Editorials

Confidence collapsing after bullish market

By John Cunniff The Associated Press
Tuesday February 20, 2001

NEW YORK — Could those deteriorating consumer confidence figures be a measure also of how spoiled Americans have become after a decade of plentiful credit, easy payments, lots of jobs and rising stocks? 

Or do they represent instead a sense of fear absorbed from repeated reminders that a recession threatens, that inflation is on the doorstep, that unemployment will soar and that foreclosures will rise? 

Have things really gotten that bad or is the public mood more the reflection of leadership – economic, political, business, media – that has dramatized the negative possibilities at the expense of the positive? 

Something doesn’t quite jibe. The jobless rate remains at one of the lowest rates ever, cars are being sold in near-record numbers, homebuying is strong and inflation still hasn’t roared. 

Even on-line shopping, which has provoked much of the negative commentary over the past year, rose in the final quarter of 2000 to $8.7 billion, a huge jump over the previous quarter’s $6.4 billion. 

These indicators and more suggest that many people still haven’t lost their confidence, but now the question becomes one of how long they can sustain their elevated expectations against the negative onslaught. 

Such musings are pertinent to understanding how quickly consumer psychology can flip from an attitude of everything-is-possible to one of anxiety and foreboding, as expressed in the consumer surveys. 

The flip, or potential flip, has so concerned Alan Greenspan that he has now conceded that the future depends on the consumer not being scared into retreat.  

But this is the same Greenspan, chairman of the Federal Reserve, who so publicly expressed his own recession fears in January. 

And so, upcoming surveys may be much more significant than those of the past.  

Conceivably, they could reflect the attitude of leadership as much as those of consumers.

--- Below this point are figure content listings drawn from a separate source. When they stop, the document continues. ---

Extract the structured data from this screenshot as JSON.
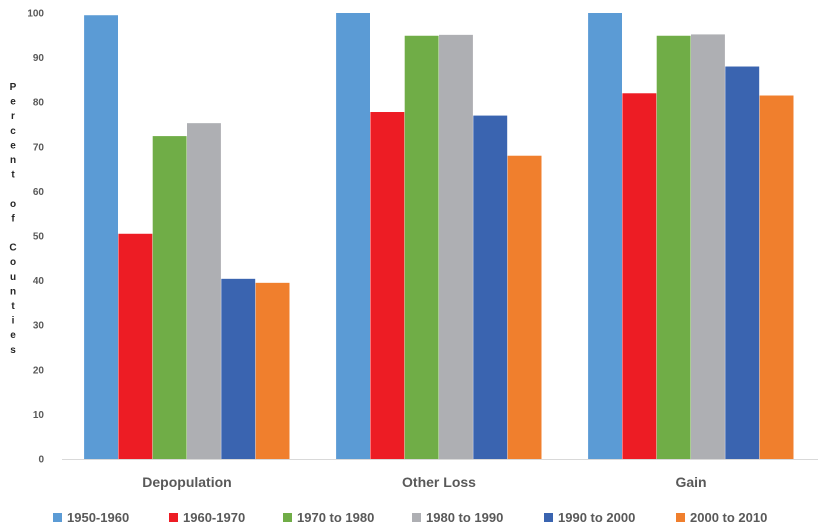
{
  "chart_data": {
    "type": "bar",
    "categories": [
      "Depopulation",
      "Other Loss",
      "Gain"
    ],
    "series": [
      {
        "name": "1950-1960",
        "color": "#5B9BD5",
        "values": [
          99.5,
          100,
          100
        ]
      },
      {
        "name": "1960-1970",
        "color": "#ED1C24",
        "values": [
          50.5,
          77.8,
          82.0
        ]
      },
      {
        "name": "1970 to 1980",
        "color": "#70AD47",
        "values": [
          72.4,
          94.9,
          94.9
        ]
      },
      {
        "name": "1980 to 1990",
        "color": "#AEAFB3",
        "values": [
          75.3,
          95.1,
          95.2
        ]
      },
      {
        "name": "1990 to 2000",
        "color": "#3A64B0",
        "values": [
          40.4,
          77.0,
          88.0
        ]
      },
      {
        "name": "2000 to 2010",
        "color": "#F07F2D",
        "values": [
          39.5,
          68.0,
          81.5
        ]
      }
    ],
    "ylabel": "Percent of Counties",
    "ylim": [
      0,
      100
    ],
    "yticks": [
      0,
      10,
      20,
      30,
      40,
      50,
      60,
      70,
      80,
      90,
      100
    ],
    "grid": false,
    "legend": "bottom"
  }
}
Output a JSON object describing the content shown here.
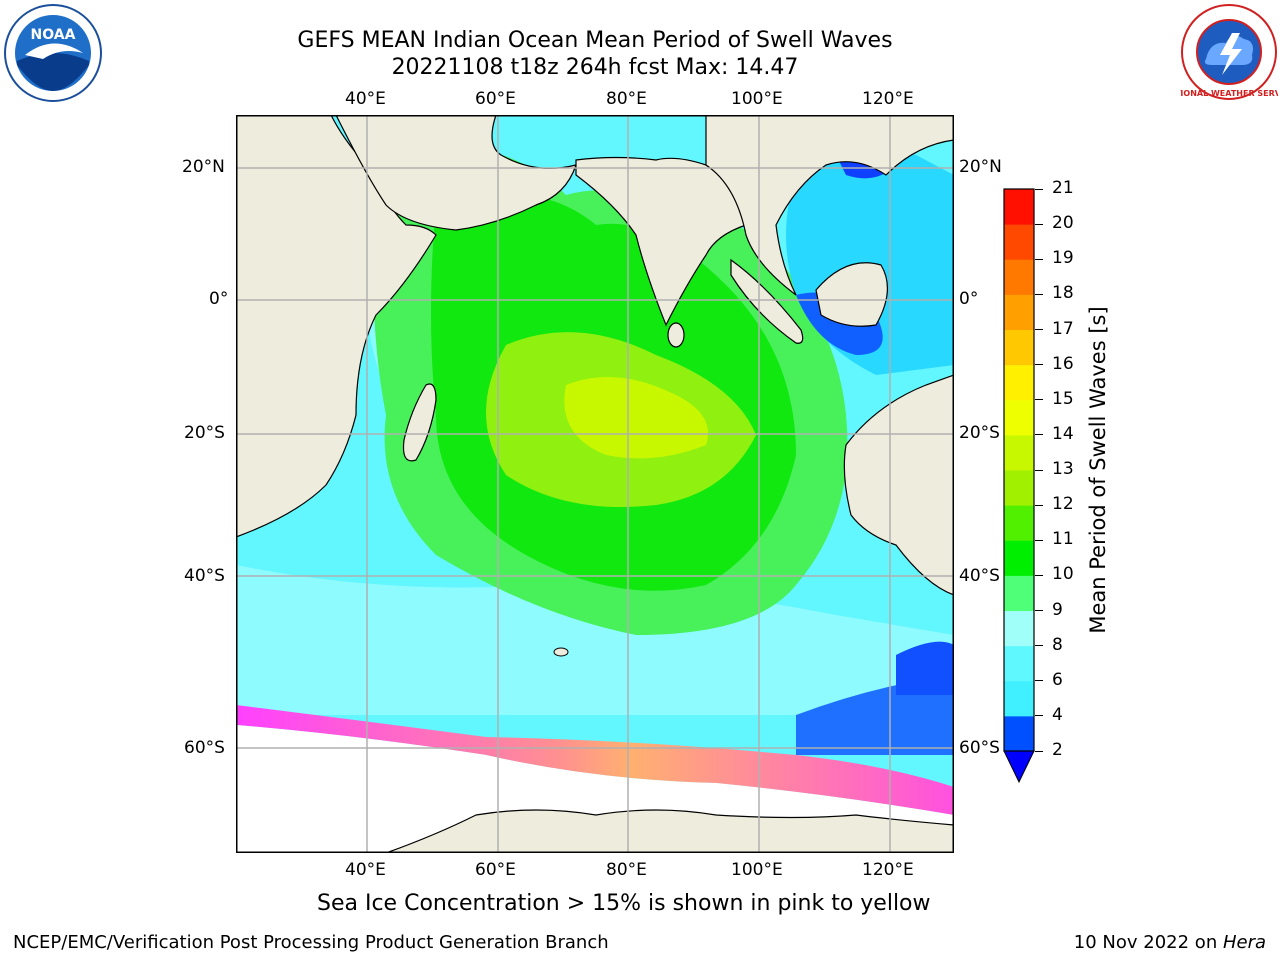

It depends on leadership’s emphasis. That focus could be on efforts to enhance consumer buying power, including lower interest rates, a potential tax cut, the odds against recession, the still-low jobless rate despite highly publicized layoffs. 

The positive indicators might be weakening, but they still remain among the better all-time economic numbers. And the stock market’s numbers could fall even more, but the long-term indicators still remain bullish. 

All the weakening numbers represent a descent from dazzling highs and most of them would still have a long way to go before reaching 1993 lows, which at the time weren’t considered all that bad. 

They could go even lower; there could even be a serious recession. Who could promise there won’t be? But the surprise would be if there is one. 

Standard & Poor’s economist David Wyss puts the situation in context with his February U.S. Forecast Summary. The cushions that should soften the landing might be getting thinner, he says, but they’re still there. 

“Many of the original problems that damaged consumer confidence in the second half of 2000 are now declining,” he explains, observing that “the picture still looks more like 1995 than 1990.” 

In 1990 the economy was shrinking. In 1995 it was going into a great expansion.